Bug 114447

Summary: exit system call does not exit though process in status end and parent waits
Product: [Retired] Red Hat Linux Reporter: Albert Fluegel <tdsc.af>
Component: kernelAssignee: Arjan van de Ven <arjanv>
Status: CLOSED WONTFIX QA Contact: Brian Brock <bbrock>
Severity: medium Docs Contact:
Priority: medium    
Version: 9CC: riel
Target Milestone: ---   
Target Release: ---   
Hardware: i686   
OS: Linux   
Whiteboard:
Fixed In Version: Doc Type: Bug Fix
Doc Text:
Story Points: ---
Clone Of: Environment:
Last Closed: 2004-09-30 15:41:49 UTC Type: ---
Regression: --- Mount Type: ---
Documentation: --- CRM:
Verified Versions: Category: ---
oVirt Team: --- RHEL 7.3 requirements from Atomic Host:
Cloudforms Team: --- Target Upstream Version:
Embargoed:

Description Albert Fluegel 2004-01-28 11:10:31 UTC
Description of problem:
It sometimes happens, that a process is in the system call
exit(), is in status end (according to ps -o ...,wchan,...),
the parent has called wait4... but it's child does not end.
This is very annoying problem.
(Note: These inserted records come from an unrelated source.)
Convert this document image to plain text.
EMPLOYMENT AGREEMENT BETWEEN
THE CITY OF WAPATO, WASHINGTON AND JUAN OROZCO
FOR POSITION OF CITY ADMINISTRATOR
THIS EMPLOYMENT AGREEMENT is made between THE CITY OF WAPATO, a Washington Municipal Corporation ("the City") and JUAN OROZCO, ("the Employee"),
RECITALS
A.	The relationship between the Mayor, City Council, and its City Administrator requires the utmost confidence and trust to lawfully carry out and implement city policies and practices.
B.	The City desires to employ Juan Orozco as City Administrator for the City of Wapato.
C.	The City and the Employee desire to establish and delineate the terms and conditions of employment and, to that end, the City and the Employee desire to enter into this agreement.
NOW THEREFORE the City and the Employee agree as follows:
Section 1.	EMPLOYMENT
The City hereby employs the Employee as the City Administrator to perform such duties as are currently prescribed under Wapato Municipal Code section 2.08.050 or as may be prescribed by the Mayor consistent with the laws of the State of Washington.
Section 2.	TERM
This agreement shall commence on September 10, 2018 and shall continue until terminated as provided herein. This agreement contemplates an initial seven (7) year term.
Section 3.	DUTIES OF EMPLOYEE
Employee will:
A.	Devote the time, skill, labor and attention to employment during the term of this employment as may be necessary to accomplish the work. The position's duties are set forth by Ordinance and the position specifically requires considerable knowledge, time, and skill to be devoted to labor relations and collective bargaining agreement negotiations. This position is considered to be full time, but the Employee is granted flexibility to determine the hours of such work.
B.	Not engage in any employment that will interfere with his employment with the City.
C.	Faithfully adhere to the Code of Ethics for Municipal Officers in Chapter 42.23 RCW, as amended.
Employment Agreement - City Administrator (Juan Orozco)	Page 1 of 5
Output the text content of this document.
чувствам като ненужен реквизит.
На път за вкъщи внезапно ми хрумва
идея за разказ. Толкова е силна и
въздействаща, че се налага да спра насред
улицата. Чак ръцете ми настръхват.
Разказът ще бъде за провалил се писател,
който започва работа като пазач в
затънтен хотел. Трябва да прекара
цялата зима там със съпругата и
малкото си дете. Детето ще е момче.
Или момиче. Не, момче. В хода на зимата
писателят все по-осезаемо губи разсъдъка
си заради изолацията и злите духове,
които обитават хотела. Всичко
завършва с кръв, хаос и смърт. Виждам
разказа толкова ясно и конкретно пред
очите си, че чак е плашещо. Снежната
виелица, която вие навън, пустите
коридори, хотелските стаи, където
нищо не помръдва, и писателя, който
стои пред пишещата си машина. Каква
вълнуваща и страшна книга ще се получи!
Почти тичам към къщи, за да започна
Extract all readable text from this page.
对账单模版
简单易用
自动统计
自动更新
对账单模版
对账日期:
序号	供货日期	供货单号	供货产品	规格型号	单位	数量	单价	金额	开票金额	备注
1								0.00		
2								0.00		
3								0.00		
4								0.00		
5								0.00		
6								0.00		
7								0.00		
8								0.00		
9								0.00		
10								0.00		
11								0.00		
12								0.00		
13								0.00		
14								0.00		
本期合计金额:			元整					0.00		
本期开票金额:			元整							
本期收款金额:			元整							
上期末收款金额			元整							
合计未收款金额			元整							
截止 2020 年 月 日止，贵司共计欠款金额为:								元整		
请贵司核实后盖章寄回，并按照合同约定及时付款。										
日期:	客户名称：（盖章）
It seems to depend on the
kernel version, how often it happens. With
2.4.18-27 and earlier it happened sometimes, say every
1000th program started on 200 machines (i.e. statistically
every 200000th process). With 2.4.20-8 it happened every
some 100th process on one machine i.e. every 500th process.
With 2.4.20-20 we didn't see it for quite some time. With
2.4.20-28 the problem is back with about the same rate
like with 2.4.18-27. The machines are all dual processors.
The problem occurs with heavily nonlinear increasing
likelyness with increasing processor speed. From 2.8 GHz Xeon
or faster it happens MUCH more often than on slower machines.
More experiences, whose significance is unclear:
It seems only to happen when the processes are started as
sub-processes (with some shells inbetween) of rshd. Often
the problem occurred when installing RPMs with the rpm
Command. I've seen a very interesting behaviour here: Whether
the problem showed up depended on the current working directory
where the rpm program started. This way the exit hung nearly
every time:
(pwd is e.g. /)
rpm -i <options> /path/to/some/NFS/directory/kernel-some-version.rpm
but this way it worked:
cd /path/to/some/NFS/directory && rpm -i <options> kernel-some-version.rpm

Version-Release number of selected component (if applicable):
see above

How reproducible:
spread lots of jobs using rsh to a lot of machines

Steps to Reproduce:
1.see above, sorry, that i don't provide rsh using scripts and so on here
2.
3.
  
Actual results:
with a certain probability exit does not return

Expected results:
exit returns, parent gets exit data through some wait

Additional info:
see above.

Comment 1 Bugzilla owner 2004-09-30 15:41:49 UTC
Thanks for the bug report. However, Red Hat no longer maintains this version of
the product. Please upgrade to the latest version and open a new bug if the problem
persists.

The Fedora Legacy project (http://fedoralegacy.org/) maintains some older releases, 
and if you believe this bug is interesting to them, please report the problem in
the bug tracker at: http://bugzilla.fedora.us/